Oala and her teammates have been ambassadors for PNG women’s cricket in recent years. She and Ravini Oa were Women’s Big Bash League rookies this year. Norma Ovasuru had benefited from the programme last year. Oala, in Sydney Thunder, was thrilled about wearing Charlotte Edwards’s helmet and learning the sweep shot from her; Oa picked up tricks about getting more swing in bowling, and playing paddles and sweeps – although her attempt at a paddle shot, she admits after the loss to Scotland, needs more practice.
As part of the East Asia Pacific side, which also features members from Japan and Samoa, eight PNG girls defended their Australia Country Cricket Championship title.
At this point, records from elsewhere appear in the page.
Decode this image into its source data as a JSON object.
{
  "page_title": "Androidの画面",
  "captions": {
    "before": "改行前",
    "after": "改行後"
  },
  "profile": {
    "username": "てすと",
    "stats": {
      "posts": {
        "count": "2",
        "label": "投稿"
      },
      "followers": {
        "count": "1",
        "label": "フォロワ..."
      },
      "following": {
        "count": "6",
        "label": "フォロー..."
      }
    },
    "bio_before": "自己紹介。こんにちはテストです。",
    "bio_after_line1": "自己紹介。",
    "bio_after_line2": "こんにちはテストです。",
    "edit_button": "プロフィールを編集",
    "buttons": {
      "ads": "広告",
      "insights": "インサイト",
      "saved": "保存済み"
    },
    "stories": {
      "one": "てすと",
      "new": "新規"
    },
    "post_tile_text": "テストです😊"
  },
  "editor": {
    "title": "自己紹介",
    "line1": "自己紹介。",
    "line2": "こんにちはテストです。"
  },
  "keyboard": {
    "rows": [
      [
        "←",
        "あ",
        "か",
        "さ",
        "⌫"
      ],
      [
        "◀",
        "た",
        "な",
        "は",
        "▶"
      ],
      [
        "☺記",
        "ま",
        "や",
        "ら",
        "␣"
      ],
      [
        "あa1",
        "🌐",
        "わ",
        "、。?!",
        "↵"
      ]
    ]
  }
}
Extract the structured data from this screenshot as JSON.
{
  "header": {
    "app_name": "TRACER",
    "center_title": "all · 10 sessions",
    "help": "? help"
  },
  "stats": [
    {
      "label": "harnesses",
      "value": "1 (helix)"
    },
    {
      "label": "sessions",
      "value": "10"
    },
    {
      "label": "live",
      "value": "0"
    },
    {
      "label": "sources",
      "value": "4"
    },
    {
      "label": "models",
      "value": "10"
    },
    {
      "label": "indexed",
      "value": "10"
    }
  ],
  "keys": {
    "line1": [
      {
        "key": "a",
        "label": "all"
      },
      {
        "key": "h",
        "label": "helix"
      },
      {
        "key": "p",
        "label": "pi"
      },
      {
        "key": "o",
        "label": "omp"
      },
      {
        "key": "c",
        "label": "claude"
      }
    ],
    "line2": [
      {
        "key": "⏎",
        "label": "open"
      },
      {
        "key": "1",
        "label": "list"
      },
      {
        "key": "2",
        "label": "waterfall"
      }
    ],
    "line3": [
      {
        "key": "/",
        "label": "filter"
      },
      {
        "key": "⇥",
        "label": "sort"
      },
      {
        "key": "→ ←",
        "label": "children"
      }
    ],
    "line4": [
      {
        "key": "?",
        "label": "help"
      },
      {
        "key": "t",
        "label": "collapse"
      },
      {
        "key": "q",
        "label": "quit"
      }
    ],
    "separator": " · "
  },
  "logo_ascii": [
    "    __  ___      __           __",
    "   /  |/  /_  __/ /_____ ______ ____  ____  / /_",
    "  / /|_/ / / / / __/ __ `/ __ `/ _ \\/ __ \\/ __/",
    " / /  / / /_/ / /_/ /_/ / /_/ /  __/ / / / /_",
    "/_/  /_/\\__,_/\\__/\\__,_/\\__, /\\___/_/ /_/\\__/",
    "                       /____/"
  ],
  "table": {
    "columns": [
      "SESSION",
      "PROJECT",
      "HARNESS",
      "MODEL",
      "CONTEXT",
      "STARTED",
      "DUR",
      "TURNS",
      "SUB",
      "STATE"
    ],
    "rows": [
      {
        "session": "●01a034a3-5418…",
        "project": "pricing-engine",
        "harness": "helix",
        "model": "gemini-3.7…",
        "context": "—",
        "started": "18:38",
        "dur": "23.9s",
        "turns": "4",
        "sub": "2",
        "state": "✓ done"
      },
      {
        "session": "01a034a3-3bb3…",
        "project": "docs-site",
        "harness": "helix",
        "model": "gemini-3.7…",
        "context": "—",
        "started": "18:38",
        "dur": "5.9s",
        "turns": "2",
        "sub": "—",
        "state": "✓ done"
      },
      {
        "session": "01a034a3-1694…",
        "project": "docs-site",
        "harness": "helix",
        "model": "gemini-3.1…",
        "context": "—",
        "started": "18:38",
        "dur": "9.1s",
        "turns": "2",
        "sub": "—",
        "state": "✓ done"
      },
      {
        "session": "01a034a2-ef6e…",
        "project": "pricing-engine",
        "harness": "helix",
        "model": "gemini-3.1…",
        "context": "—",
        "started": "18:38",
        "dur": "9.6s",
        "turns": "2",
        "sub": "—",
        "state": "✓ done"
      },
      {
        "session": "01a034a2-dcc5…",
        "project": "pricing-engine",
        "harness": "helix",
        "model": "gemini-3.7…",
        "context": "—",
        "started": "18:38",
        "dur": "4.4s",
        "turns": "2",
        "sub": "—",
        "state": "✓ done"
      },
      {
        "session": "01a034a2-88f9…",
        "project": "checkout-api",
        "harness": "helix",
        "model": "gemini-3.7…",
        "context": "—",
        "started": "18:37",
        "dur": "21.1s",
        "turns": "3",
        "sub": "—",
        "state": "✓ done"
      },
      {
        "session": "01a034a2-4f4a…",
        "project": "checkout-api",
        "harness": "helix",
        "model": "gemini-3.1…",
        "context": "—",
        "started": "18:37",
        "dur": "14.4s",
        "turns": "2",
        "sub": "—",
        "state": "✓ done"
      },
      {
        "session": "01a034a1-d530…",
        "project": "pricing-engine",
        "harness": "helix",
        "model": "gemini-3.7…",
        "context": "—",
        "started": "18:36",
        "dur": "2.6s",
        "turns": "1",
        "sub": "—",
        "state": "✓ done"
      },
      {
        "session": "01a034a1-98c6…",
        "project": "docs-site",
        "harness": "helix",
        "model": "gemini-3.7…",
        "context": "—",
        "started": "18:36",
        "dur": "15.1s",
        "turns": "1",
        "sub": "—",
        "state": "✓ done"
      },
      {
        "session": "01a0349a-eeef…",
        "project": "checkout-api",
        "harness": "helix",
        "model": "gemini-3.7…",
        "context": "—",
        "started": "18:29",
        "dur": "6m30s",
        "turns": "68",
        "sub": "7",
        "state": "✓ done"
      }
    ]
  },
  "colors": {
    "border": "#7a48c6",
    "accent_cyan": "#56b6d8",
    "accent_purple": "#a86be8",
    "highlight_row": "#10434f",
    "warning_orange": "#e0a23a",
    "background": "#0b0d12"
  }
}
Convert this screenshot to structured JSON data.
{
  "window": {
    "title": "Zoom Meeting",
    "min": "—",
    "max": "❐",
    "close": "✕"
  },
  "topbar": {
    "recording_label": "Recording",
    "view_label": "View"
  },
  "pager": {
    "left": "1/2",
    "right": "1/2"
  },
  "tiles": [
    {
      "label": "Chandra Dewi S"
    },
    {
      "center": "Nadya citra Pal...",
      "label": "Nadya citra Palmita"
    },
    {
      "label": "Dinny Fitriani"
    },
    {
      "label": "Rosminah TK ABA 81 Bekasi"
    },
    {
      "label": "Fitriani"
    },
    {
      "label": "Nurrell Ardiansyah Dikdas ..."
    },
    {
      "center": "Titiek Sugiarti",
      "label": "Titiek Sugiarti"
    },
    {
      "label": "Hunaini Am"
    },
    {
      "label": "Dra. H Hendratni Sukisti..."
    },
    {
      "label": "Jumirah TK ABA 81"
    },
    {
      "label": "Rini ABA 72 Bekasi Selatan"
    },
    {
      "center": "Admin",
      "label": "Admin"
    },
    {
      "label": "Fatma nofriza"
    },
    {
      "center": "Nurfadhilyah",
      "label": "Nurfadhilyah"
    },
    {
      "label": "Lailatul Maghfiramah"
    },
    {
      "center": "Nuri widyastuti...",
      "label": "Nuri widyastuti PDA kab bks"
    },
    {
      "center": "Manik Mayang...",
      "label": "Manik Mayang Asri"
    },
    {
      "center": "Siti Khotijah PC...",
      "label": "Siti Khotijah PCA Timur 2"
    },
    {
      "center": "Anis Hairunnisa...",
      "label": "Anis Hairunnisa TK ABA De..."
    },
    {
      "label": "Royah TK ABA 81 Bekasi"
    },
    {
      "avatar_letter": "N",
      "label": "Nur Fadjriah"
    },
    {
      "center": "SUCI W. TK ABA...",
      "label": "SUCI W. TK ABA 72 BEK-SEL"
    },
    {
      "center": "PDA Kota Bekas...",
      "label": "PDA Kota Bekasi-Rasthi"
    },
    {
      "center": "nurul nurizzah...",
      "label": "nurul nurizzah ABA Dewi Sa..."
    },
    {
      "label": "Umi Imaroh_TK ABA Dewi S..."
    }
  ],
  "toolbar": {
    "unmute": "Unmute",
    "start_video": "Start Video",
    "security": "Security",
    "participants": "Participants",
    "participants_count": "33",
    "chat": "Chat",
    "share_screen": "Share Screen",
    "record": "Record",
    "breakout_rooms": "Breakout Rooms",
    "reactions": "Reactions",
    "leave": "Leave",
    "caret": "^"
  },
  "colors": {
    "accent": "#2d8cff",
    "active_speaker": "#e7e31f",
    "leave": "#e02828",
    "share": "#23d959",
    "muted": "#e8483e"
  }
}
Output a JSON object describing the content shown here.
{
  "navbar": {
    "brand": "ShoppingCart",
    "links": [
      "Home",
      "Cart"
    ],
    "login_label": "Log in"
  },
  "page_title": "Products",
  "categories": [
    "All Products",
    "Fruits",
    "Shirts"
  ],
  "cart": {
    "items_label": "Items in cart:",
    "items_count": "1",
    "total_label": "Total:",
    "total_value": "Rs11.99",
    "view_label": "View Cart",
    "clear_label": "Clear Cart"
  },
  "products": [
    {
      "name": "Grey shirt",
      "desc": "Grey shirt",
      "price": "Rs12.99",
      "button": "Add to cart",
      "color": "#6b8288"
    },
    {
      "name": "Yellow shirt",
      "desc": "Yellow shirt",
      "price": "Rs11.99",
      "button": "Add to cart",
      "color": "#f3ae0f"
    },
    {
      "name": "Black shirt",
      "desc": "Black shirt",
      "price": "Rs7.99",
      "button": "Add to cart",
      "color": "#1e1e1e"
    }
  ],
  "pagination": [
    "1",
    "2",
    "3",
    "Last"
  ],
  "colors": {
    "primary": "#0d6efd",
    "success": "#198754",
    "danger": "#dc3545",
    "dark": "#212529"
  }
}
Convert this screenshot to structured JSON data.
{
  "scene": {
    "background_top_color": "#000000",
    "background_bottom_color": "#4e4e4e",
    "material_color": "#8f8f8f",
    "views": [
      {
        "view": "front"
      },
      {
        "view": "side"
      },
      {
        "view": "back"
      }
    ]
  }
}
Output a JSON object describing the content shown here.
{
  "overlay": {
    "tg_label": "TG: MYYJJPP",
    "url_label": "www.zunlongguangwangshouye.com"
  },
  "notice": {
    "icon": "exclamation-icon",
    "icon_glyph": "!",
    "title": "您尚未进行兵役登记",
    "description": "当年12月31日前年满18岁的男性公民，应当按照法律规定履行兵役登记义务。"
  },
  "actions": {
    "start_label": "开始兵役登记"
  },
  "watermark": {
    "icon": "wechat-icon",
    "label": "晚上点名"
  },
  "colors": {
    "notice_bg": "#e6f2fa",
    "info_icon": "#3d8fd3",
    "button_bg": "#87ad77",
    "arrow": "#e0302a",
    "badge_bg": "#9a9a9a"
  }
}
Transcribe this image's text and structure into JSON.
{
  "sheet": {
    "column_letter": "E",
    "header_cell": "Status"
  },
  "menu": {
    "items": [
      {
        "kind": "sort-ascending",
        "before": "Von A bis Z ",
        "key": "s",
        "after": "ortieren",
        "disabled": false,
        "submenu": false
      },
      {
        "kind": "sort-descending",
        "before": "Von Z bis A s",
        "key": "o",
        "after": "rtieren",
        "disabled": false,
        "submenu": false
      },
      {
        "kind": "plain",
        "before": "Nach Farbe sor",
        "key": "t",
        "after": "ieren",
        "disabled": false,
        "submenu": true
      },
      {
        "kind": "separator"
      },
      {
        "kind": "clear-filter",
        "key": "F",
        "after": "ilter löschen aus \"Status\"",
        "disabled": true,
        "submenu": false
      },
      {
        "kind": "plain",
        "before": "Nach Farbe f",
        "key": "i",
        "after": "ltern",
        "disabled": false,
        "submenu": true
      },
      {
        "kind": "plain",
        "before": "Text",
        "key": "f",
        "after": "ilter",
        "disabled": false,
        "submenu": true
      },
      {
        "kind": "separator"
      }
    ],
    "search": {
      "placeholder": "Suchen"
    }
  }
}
PNG has been playing more cricket and, since its participation in the ICC Women’s World T20 Qualifier 2015 in Thailand, has gained more visibility. With Greg Campbell, former Australia cricketer, as general manager of their board, the men’s and women’s teams get good opportunities in Australia.
The challenges for the women’s team as they describe it, however, are unique.
The first team is contracted by Cricket PNG, and the players are happy with the facilities and training on offer. The support they could use goes beyond the 22 yards and after they’ve hung up their bats.
The management, for instance, organised a cooking class to help the girls understand nutrition and learn how to prepare healthy food with local, easily available ingredients, and cook within their means.
Almost all the girls are from the same village, where they grew up playing cricket together. So, Cricket PNG organises a minibus to transport them to the training facilities.
There’s a lot of singing and dancing and “making fun” that happens on the bus – and along the sidelines of tournaments, for that matter, though the girls no longer sing at every match like they used to – “but when it’s time for training, they give their best and in the game,” says Pauke Siaka, the captain.
As many as five of the players in Sri Lanka are mothers. Oala herself has two kids – she missed the World T20 Qualifier because her youngest was on the way – as do Ovasuru and Oa. Getting into an ice bath is like having a third, jokes Oala. They bank on an extended support system of supportive husbands, grandmums and parents. Siaka’s husband, Assad Vala, who leads the men’s side, knows exactly what it takes.
“I have good support from my family back at home,” says Oa. “Especially my husband and my little one. She’s always saying, ‘Mummy, one wicket for me!’ and I have the emotion to play for them.”
But, the women’s training schedule changes depending on what the men are doing. Which means, between the uncertainty of training and home, they don’t get a chance to add to what they get from cricket.
“We’ve been having some conversations around how we can possibly help get a more structured training environment, and possibly get some other training into the girls so it’ll allow them to then have some skills to get other work,” says Fitzpatrick. “If the training was a bit more structured, and it was always in the morning or always in the afternoon, or they [had] a bit of capacity to not necessarily put them in the workforce straight away, but provide them some skills... So that when the cricket money stops, hopefully there’s an income stream somewhere for them.”
For now, the support staff believes the girls need more exposure that will help them develop tactically. “We consume the game in Australia all the time, on telly, every night,” points out Fitzpatrick. But, “the PNG girls aren’t getting opportunities to listen to commentators, how they view the game, or talk cricket.”